Two surfaces are “sticky” if breaking their mutual contact requires a finite tensile force. At low fractal dimensions D, there is consensus stickiness does not depend on the upper truncation frequency of roughness spectrum (or “magnification”). As debate is still open for the case at high D, we exploit BAM theory of Ciavarella and Persson-Tosatti theory, to derive criteria for all fractal dimensions. For high D, we show that stickiness is more influenced by short wavelength roughness with respect to the low D case.

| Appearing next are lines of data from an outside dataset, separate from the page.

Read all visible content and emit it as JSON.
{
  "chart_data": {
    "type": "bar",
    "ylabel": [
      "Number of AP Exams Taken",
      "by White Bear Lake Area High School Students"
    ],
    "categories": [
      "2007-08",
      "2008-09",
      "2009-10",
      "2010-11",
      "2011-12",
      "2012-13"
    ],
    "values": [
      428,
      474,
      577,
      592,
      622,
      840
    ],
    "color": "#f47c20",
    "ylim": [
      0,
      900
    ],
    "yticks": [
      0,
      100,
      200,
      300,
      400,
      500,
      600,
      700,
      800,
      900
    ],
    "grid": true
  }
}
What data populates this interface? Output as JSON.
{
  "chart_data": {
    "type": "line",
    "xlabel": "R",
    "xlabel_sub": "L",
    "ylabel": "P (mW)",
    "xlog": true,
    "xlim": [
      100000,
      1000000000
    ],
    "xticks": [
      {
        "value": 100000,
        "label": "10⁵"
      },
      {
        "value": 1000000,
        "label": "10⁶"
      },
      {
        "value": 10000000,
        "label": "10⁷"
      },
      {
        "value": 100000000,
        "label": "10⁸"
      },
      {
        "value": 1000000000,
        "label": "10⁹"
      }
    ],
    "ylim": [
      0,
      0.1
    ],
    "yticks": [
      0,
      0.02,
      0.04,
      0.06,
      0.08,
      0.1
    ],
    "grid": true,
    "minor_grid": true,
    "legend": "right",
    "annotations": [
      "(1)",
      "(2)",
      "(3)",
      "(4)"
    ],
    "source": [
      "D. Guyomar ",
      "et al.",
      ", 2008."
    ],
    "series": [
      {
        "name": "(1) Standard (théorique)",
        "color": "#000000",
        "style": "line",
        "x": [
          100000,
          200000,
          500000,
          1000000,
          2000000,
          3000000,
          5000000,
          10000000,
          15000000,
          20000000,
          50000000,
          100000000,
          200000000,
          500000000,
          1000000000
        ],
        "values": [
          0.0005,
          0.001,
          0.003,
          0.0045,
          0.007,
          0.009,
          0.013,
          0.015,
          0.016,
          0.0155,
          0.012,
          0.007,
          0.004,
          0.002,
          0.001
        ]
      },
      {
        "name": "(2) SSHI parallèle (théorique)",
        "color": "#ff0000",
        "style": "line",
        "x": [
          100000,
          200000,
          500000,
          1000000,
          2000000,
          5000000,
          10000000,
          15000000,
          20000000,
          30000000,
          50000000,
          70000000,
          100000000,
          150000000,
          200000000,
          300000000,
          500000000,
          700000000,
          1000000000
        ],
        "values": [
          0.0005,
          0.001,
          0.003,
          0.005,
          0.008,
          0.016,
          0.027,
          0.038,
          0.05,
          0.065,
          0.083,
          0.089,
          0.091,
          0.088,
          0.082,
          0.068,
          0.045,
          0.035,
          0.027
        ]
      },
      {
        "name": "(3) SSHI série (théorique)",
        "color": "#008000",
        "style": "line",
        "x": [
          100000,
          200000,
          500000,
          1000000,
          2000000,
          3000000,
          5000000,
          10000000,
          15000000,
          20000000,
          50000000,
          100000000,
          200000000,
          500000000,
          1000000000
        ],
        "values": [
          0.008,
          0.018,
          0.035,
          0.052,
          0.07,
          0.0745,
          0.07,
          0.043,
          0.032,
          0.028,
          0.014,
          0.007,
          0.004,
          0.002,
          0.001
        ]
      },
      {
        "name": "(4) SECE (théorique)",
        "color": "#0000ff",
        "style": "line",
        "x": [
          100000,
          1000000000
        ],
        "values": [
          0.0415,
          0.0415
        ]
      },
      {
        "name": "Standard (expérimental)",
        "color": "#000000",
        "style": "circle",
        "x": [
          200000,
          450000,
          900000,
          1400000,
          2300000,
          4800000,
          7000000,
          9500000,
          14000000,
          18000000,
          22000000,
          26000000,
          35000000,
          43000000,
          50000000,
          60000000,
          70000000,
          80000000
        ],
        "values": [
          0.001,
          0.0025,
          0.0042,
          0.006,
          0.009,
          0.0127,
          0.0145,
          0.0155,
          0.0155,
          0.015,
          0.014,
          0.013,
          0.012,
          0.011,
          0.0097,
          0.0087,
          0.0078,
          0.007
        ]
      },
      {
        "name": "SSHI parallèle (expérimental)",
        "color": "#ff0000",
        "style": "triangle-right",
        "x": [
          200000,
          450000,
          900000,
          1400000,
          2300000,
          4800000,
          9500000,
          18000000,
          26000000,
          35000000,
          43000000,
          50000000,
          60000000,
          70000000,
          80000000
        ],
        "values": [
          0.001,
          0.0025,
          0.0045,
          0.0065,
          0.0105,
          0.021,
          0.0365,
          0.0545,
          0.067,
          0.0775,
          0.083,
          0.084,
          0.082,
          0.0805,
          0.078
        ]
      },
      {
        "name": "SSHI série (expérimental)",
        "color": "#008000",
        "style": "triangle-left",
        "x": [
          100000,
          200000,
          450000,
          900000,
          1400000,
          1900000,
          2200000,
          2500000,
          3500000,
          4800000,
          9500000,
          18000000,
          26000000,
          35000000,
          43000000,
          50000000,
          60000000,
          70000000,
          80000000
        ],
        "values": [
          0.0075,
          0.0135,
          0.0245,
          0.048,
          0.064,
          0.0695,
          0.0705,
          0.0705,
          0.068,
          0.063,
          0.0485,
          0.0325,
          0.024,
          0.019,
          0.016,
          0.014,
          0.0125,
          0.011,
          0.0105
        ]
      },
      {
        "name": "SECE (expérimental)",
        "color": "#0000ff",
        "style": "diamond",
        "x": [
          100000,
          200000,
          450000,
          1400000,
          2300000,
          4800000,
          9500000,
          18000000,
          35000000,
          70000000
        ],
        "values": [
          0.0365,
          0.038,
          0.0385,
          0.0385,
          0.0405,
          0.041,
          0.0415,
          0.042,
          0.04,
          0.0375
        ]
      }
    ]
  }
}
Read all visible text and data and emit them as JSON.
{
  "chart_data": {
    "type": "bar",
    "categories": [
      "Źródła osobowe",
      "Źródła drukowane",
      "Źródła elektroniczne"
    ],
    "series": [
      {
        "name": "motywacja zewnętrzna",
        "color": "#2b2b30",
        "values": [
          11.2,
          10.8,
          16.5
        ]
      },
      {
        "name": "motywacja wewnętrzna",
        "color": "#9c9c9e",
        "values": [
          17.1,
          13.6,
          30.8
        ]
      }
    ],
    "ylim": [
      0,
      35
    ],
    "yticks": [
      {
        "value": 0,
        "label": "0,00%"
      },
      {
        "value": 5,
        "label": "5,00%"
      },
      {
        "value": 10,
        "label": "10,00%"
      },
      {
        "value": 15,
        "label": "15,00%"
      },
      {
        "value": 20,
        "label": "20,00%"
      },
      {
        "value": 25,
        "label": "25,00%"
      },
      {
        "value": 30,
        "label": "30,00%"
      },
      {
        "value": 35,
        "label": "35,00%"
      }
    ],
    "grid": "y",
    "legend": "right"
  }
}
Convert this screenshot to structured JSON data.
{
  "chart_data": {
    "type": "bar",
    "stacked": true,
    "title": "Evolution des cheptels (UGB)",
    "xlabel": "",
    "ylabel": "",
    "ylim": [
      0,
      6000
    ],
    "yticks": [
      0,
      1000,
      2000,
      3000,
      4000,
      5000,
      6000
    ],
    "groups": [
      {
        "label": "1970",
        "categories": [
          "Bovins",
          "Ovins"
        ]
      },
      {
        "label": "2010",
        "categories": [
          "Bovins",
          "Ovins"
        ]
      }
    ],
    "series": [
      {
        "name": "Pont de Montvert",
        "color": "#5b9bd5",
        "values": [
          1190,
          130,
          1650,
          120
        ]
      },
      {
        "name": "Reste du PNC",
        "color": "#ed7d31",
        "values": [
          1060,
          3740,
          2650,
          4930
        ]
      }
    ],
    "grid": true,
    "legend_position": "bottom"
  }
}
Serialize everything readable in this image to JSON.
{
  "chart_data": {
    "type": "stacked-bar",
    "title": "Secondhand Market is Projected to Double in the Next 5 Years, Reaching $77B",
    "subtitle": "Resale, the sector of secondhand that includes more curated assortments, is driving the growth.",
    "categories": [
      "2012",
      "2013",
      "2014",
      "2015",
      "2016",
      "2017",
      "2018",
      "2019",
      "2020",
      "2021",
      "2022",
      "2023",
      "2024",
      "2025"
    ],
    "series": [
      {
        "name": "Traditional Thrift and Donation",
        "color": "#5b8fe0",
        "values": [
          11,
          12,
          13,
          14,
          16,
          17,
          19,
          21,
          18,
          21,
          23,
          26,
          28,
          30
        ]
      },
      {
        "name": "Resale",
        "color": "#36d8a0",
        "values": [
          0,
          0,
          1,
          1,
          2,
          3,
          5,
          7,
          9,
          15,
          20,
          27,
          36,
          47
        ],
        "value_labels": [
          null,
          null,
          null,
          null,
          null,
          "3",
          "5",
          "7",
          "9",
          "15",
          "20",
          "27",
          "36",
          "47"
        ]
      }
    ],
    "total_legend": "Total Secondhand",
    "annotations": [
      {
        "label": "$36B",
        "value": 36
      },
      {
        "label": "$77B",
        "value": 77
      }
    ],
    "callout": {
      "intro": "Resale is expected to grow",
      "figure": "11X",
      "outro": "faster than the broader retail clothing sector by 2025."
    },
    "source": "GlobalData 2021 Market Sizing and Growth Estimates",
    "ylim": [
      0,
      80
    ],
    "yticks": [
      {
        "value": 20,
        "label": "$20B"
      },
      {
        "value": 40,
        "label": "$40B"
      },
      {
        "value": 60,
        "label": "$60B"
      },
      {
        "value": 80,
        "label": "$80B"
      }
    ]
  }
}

BAM converges at high magnifications to a simple criterion which depends only on D, in agreement with theories that includes Lennard-Jones traction-gap law, while Persson-Tosatti disagrees because of its simplifying approximations.

如果断开两个表面的相互接触需要有限的拉力，则它们是“粘性”的。在低分形维D处，共有的粘性不取决于粗糙度谱（或“放大倍数”）的上截断频率。由于高D情况下的争论仍在进行中，我们利用Ciavarella的BAM理论和Persson-Tosatti理论来推导所有分形维数的标准。对于高D值，我们表明相对于低D值情况，粘性受短波长粗糙度的影响更大。BAM在高放大倍率下会聚到一个仅取决于D的简单标准，与包括Lennard-Jones牵引间隙定律在内的理论相一致，而Persson-Tosatti则因简化近似而不同意。